BWW Reviews: Fun West Coast Premiere of LYSISTRATA JONES Is A Slam-Dunk at OC's Chance Theater
What do you get when you mash-up an ancient Greek play with the contemporary, meta-sarcasm of Mean Girls, Legally Blonde, and Bring It On? Well, what you get is the buoyant musical confection LYSISTRATA JONES, now playing its West Coast Premiere performances at Chance Theater's brand-spankin' new theater space in Anaheim Hills through March 9.
Filled with playwright Douglas Carter Beane's witty dialogue and amusingly droll characters that are column-framed by a fun, pop-tastic score by Lewis Flinn, this superb new OC production of the Off-Broadway (and, briefly, Broadway) critical darling proves to be an endearingly upbeat, surprisingly thought-provoking musical that winningly elevates the battle of the sexes to a much higher level of snark.
And with its new, larger footprint as a canvas, Chance Theater's first full production at its fancy fresh digs (just a few doors down from its old space) is, without a doubt, a real winner.
For all its youthful mirth and rapid-fire laughs, it's actually quite a shock that this Tony-nominated musical didn't last longer on Broadway. But, perhaps---judging by the fact that a mid-size regional house like Chance Theater can showcase an excellent, all-around entertaining production of it---LYSISTRATA JONES is poised to continue its life as a go-to staple across local intimate theaters in the U.S. in the coming years. Certainly the subject matter and the characters in it will guarantee a strong pull for young, fresh talent to land on this contemporary musical. And speaking of... as expected, Chance's own youth-quake production is blessed with a talented, high-energy, and wonderfully age-appropriate ensemble---all of whom clearly look like they're having lots of fun on stage with the material. And that fun? Oh so contagious.

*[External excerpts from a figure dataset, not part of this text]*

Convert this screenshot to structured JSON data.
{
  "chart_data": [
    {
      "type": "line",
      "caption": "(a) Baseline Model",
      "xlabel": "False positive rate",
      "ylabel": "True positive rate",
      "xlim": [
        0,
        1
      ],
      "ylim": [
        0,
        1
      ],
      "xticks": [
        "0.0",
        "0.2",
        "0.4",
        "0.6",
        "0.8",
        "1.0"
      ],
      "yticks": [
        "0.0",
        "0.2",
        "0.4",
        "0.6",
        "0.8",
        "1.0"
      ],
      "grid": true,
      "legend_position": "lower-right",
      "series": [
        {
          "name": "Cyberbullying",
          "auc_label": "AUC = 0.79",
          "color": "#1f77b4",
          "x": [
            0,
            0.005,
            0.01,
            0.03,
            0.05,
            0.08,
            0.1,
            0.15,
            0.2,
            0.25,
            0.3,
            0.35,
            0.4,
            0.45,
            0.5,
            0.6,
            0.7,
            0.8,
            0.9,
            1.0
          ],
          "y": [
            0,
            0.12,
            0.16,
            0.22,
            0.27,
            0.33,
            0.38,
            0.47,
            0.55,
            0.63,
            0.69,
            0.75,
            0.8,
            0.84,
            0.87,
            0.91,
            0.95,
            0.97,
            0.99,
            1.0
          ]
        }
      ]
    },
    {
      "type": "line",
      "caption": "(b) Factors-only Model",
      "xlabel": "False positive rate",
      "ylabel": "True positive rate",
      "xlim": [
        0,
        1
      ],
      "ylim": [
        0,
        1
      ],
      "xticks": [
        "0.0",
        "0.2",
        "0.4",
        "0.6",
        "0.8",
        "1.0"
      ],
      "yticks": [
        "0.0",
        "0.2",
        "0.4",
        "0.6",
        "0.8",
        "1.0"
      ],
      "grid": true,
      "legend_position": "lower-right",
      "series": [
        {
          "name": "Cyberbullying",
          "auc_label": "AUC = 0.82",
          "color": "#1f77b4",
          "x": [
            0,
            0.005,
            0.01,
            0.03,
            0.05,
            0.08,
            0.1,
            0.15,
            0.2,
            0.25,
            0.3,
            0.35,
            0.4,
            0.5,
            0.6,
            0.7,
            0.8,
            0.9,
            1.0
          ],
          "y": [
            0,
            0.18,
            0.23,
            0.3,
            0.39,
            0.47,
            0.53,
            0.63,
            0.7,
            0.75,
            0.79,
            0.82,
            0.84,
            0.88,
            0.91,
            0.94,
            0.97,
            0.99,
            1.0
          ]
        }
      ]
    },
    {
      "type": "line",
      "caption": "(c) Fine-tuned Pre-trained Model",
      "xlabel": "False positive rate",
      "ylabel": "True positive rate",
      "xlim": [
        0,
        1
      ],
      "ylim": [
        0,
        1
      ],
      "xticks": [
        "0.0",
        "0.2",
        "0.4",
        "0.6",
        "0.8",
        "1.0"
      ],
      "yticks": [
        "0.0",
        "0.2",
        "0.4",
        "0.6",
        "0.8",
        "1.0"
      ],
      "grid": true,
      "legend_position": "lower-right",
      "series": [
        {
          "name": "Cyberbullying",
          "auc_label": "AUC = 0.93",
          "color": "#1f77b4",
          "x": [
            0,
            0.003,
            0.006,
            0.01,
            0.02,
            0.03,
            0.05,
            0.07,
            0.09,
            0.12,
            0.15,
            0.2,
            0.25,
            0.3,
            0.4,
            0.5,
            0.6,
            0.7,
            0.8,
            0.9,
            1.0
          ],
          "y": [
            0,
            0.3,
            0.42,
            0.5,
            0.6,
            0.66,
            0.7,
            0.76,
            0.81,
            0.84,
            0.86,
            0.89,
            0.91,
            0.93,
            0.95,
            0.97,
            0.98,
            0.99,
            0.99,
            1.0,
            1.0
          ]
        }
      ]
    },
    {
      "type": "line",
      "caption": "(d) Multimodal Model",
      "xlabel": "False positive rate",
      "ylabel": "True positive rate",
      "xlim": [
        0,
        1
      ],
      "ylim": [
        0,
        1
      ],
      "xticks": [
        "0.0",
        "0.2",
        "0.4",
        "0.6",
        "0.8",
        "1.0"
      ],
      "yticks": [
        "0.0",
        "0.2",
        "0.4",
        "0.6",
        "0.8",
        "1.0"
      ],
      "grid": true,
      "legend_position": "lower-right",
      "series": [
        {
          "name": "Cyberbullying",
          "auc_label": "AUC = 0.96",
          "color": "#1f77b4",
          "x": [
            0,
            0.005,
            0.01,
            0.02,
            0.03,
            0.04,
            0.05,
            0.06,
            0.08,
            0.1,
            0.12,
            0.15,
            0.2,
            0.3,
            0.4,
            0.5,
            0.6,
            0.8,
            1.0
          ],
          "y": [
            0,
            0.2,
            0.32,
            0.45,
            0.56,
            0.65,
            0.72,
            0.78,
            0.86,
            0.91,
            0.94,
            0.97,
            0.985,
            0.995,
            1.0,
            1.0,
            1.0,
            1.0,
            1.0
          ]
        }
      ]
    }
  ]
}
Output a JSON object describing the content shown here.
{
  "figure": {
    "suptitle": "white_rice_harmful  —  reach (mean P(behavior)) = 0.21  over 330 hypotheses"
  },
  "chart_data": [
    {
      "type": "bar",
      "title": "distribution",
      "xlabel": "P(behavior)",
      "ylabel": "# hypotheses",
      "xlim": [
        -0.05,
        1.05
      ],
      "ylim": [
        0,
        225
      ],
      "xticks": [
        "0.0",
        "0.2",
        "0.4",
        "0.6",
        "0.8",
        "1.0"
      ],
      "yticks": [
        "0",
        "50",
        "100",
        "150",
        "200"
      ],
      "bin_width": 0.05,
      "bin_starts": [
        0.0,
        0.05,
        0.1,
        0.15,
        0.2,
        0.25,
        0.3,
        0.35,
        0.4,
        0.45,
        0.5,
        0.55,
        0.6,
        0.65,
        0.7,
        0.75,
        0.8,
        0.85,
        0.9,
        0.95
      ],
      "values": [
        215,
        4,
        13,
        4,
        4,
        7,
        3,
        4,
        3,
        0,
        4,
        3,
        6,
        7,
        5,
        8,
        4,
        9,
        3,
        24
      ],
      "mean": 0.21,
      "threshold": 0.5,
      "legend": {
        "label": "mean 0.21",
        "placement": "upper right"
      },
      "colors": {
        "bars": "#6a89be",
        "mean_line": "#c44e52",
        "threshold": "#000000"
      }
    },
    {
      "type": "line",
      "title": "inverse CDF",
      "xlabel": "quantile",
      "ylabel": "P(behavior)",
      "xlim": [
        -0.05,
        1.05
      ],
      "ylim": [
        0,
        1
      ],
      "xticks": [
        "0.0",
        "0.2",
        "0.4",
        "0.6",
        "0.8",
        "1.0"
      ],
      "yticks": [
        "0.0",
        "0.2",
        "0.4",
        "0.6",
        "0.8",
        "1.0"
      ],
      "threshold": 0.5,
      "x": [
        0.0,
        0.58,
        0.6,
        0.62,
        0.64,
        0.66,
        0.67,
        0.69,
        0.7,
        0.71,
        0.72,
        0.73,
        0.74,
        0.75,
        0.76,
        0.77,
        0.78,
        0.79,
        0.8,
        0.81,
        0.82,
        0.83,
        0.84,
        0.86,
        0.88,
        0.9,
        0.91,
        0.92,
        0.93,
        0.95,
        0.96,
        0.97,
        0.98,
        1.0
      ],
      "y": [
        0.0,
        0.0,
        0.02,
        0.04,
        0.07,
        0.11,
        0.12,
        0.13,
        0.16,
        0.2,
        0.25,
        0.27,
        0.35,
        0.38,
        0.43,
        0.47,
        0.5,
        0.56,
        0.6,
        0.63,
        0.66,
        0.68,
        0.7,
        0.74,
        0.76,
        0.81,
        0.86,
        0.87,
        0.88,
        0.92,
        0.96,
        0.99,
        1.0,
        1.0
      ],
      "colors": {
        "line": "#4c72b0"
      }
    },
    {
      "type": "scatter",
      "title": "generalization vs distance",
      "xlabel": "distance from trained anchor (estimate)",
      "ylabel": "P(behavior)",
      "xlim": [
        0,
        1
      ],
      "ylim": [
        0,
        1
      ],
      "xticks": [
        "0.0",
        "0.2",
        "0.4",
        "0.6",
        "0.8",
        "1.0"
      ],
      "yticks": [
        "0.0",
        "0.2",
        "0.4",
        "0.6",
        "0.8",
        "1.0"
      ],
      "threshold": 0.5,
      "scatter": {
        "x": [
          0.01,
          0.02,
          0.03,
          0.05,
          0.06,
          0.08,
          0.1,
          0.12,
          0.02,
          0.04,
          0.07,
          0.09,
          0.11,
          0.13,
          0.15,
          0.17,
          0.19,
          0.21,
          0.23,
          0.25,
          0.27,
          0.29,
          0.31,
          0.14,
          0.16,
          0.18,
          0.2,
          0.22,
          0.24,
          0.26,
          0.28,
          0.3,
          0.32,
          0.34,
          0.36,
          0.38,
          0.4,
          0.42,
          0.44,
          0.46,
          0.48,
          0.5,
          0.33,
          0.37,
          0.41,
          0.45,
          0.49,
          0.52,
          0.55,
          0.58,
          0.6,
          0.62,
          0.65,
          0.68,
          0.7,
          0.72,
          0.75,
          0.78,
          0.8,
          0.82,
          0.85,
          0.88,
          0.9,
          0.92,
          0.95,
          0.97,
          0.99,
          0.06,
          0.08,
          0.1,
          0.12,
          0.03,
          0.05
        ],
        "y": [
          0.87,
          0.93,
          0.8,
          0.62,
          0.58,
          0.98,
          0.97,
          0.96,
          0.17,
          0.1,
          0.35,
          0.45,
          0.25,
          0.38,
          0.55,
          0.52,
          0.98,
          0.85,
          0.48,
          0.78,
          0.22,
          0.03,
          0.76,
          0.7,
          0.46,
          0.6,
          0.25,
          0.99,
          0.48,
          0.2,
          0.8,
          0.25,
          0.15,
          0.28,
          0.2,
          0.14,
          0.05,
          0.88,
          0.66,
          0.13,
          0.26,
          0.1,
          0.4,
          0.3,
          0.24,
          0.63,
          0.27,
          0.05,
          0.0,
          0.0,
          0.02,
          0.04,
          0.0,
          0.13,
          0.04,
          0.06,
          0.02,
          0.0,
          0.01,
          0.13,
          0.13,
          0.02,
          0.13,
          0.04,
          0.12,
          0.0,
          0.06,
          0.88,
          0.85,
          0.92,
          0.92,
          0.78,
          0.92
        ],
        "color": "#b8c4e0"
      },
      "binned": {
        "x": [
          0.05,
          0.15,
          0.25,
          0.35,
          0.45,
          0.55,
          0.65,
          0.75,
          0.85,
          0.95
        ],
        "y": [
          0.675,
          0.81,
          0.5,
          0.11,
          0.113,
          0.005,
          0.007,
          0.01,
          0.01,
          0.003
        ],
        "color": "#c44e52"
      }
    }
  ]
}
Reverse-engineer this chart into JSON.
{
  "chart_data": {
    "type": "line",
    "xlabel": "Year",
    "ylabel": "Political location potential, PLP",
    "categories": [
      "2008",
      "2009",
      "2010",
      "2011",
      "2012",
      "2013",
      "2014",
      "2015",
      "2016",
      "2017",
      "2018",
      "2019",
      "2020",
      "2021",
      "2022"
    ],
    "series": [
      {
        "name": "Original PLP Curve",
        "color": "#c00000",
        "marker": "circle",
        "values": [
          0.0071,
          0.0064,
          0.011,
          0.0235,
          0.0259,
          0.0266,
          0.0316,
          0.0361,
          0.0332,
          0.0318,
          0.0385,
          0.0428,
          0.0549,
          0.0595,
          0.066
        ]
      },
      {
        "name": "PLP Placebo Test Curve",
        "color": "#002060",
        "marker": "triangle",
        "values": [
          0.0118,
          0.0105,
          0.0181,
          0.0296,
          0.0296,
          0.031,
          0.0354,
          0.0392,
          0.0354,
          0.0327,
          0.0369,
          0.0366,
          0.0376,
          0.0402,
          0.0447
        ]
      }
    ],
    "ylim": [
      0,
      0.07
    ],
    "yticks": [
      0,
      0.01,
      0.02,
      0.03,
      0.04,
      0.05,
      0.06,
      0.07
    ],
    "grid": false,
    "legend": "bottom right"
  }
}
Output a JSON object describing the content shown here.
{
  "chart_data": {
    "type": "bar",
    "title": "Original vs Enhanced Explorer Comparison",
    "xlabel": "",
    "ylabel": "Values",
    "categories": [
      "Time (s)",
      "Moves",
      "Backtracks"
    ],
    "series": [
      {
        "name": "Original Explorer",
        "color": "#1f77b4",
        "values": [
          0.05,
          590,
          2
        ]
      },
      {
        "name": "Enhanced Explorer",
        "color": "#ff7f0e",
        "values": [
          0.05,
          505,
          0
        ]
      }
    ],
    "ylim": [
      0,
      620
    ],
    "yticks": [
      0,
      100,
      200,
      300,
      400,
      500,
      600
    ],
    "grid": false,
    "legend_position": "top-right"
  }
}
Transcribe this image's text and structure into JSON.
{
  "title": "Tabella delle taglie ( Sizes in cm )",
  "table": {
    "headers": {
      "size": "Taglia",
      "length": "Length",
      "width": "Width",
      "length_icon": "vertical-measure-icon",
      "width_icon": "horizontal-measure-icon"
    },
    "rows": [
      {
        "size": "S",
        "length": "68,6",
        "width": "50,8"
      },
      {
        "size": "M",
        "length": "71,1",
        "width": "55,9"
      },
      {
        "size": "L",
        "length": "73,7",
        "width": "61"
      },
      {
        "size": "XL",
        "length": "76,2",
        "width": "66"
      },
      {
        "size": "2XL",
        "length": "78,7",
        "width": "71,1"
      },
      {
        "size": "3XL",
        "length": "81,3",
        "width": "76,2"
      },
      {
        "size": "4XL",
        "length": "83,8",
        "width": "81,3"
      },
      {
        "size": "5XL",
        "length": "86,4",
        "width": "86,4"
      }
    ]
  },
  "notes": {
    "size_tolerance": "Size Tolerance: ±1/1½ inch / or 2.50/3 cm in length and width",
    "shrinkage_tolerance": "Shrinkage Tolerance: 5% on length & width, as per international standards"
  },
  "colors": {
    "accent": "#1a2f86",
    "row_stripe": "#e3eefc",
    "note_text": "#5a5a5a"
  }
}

The title of LYSISTRATA JONES, of course, immediately gives away its classical inspiration. Very loosely based on the B.C.-era Greek comedy Lysistrata by playwright Aristophanes, this remarkably smart 21st Century "update" mirrors the main plot point of that ancient text: girl power in the guise of abstinence. And though the play is set in the present day, classic Greek motifs hover throughout like foreshadowing, omniscient ghosts.
Lysistrata Jones (the bubbly Devon Hadsell)---or "Lyssie J" as she prefers her pals to call her---has just transferred to Athens University (hehe, get it) and joins the Spartans cheer squad. Full of ideas and can-do spirit, she quickly devises a seemingly brilliant plan in order to end the basketball team's pathetic 30-year losing streak: by rallying her female BFFs to withhold sex from their boyfriends/lovers/playthings on the basketball team---that is until the young men can summon enough, um, balls to win a damn game for once.
Lyssie's scheme, of course, will sound quite familiar to those versed in classic Greek comedies. That's right... she takes a page right out Aristophanes' own ancient playbook, which found Lysistrata leading the female citizens of Athens to stop having sex with their men until they put an end to the Peloponnesian War. Naturally, as it did in that ancient comedy, a tug of war also ensues in LYSISTRATA JONES between the two gender camps which, indubitably, produces the musical's hilarious conflict.
Who will emerge victorious? Will it be Lyssie and her girrrlll-power troops? Or will it be the super-horny boys led by charismatic team captain Mick (J.D. Driskill)?
Thankfully, most of the action is presided over by the helpful Greek muse-slash-narrator Hetaira (the awesome, wickedly haughty Camryn Zelinger), who likes to pepper the narrative with humorous observations and soulful, Aretha Franklin-style riffing. Amen, gurrll. Amen. (On a side note, am I the only one who thinks Zelinger is a spitting image of WICKED's Shoshana Bean?)
While LYSISTRATA JONES, on the onset, appears to follow the typical signposts of teen-centric storylines, I really appreciated the fact that though the peripheral characters (Lyssie's gal pals; Mick's basketball bros; the nerd boy caught in the middle) all seem to start out as eye-roll-causing stereotypes, each person eventually upends those stereotypes as they all slowly blossom deeper layers in their respective personalities (and, yes, even our main, curly-coiffed heroine gets a chance to be briefly shown in a not-so-flattering light).